Bis es so weit ist, darf das Gebäude allerdings niemand betreten. Um das sicherzustellen, hat sich Marco Müller unter anderem alle Schlüssel geben lassen und durch Absperrungen weitere Vorkehrungen getroffen. Denn bei dem Gas handelt es sich um ein geruchs- und farbloses Zellgift. Man bekommt also gar nicht mit, wenn man es einatmet. Damit nichts entweichen kann, wurde das gesamte Haus zwei Tage lang mit 2 650 Quadratmetern Folie verpackt. Hinzu kommen noch mehrere Kilometer Klebeband. Lediglich an einer Scheibe wurde ein kleines Sichtfenster gelassen, durch das ein Blick auf die Technik geworfen werden kann.

Im Inneren stehen neben mehreren Lüftern nämlich auch mehrere Messstationen, mit denen die Konzentration gemessen wird. Die entsprechenden Daten werden außen von einem Mitarbeiter, der mehrere Stunden pro Tag vor Ort ist, ständig kontrolliert. So könnte festgestellt werden, wenn in einem Raum etwas nicht stimmen sollte oder irgendwo eine undichte Stelle wäre. Aber auch so ändern sich je nach Wetterlage und Temperatur die Konzentrationen innerhalb des Gebäudes. Weil sich im Keller der Kita die Heizungsanlage für ein benachbartes Wohnhaus befindet, sind dort ebenfalls Messstationen eingerichtet worden, wie Marco Müller erklärt.

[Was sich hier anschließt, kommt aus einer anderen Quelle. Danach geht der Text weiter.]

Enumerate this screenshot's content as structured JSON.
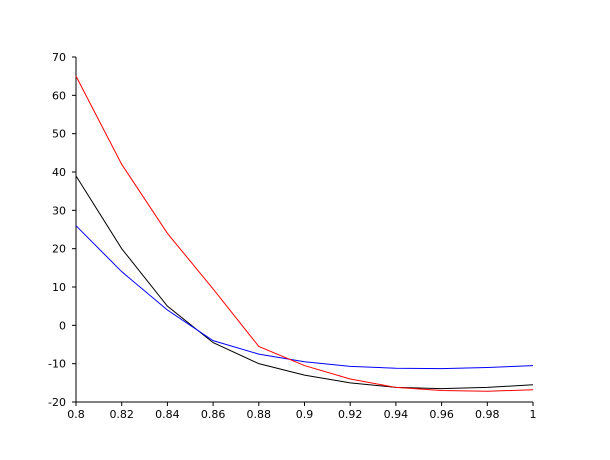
{
  "chart_data": {
    "type": "line",
    "x": [
      0.8,
      0.82,
      0.84,
      0.86,
      0.88,
      0.9,
      0.92,
      0.94,
      0.96,
      0.98,
      1
    ],
    "series": [
      {
        "color": "#000000",
        "values": [
          39,
          20,
          5,
          -4.5,
          -10,
          -13,
          -15,
          -16.2,
          -16.5,
          -16.2,
          -15.5
        ]
      },
      {
        "color": "#0000ff",
        "values": [
          26,
          14,
          4,
          -4,
          -7.5,
          -9.5,
          -10.7,
          -11.2,
          -11.3,
          -11,
          -10.5
        ]
      },
      {
        "color": "#ff0000",
        "values": [
          65,
          42,
          24,
          9.5,
          -5.5,
          -10.5,
          -14,
          -16.2,
          -17,
          -17.2,
          -16.8
        ]
      }
    ],
    "xlim": [
      0.8,
      1
    ],
    "ylim": [
      -20,
      70
    ],
    "xticks": [
      0.8,
      0.82,
      0.84,
      0.86,
      0.88,
      0.9,
      0.92,
      0.94,
      0.96,
      0.98,
      1
    ],
    "yticks": [
      -20,
      -10,
      0,
      10,
      20,
      30,
      40,
      50,
      60,
      70
    ]
  }
}
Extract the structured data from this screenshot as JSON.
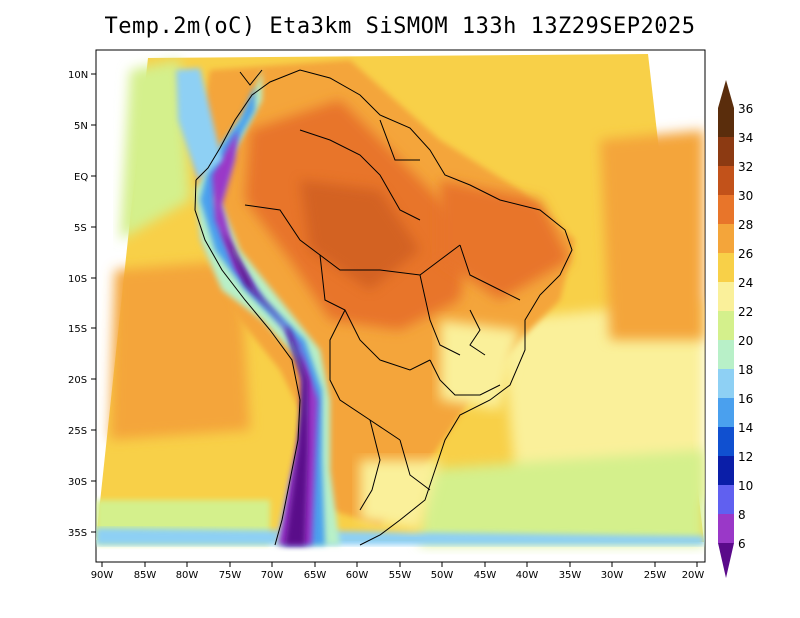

Während die Schädlingsbekämpfer in der Kita arbeiten, werden die Kinder in der Einrichtung in Kosel betreut. Diese hat aktuell nämlich geschlossen und bietet sich daher als Ausweichstandort an. Für die Nieskyer Stadtverwaltung war das planerisch trotzdem eine Herausforderung. „Wir haben extra den Zeitpunkt gewählt, wo die wenigsten Kinder da sind“, erklärt Steffi Mütze, Leiterin der städtischen Gebäude- und Liegenschaftsverwaltung. Denn eine Schließzeit der Kita gibt es anders als in Kosel und anderen Einrichtungen normalerweise nicht.

Marco Müller findet für die Stadt und die Kita-Mitarbeiter nur lobende Worte. So haben letztere alle Schränke, Spiele und Schachteln aufgemacht, damit das Gas überall rein – und viel wichtiger – danach auch wieder raus kann. „Das ist eine riesige Arbeit“, sagt er.

Außerdem habe auch die Stadt richtig und schnell reagiert und nach der Feststellung des Befalls Fachfirmen erst mit einer Begutachtung und dann Bekämpfung betraut. Bevor man etwas sehe, fressen sich die Holzwürmer aber bereits fünf bis acht Jahre durch das Holz. Ein Exemplar vertilgt dabei etwa eine Kaffeetasse Holz pro Jahr. Ein Käfer legt zudem 200 bis 400 Eier, sodass der Befall exponentiell ansteigt. Die Begutachtung als erster Schritt sei notwendig, da man nur einen aktiven Befall bekämpfen könne.

Das Hauptgutachten habe schließlich 2016 vorgelegen. Dann habe sich die Stadt zur Bekämpfung entschieden. Die kostet übrigens 22 000 Euro.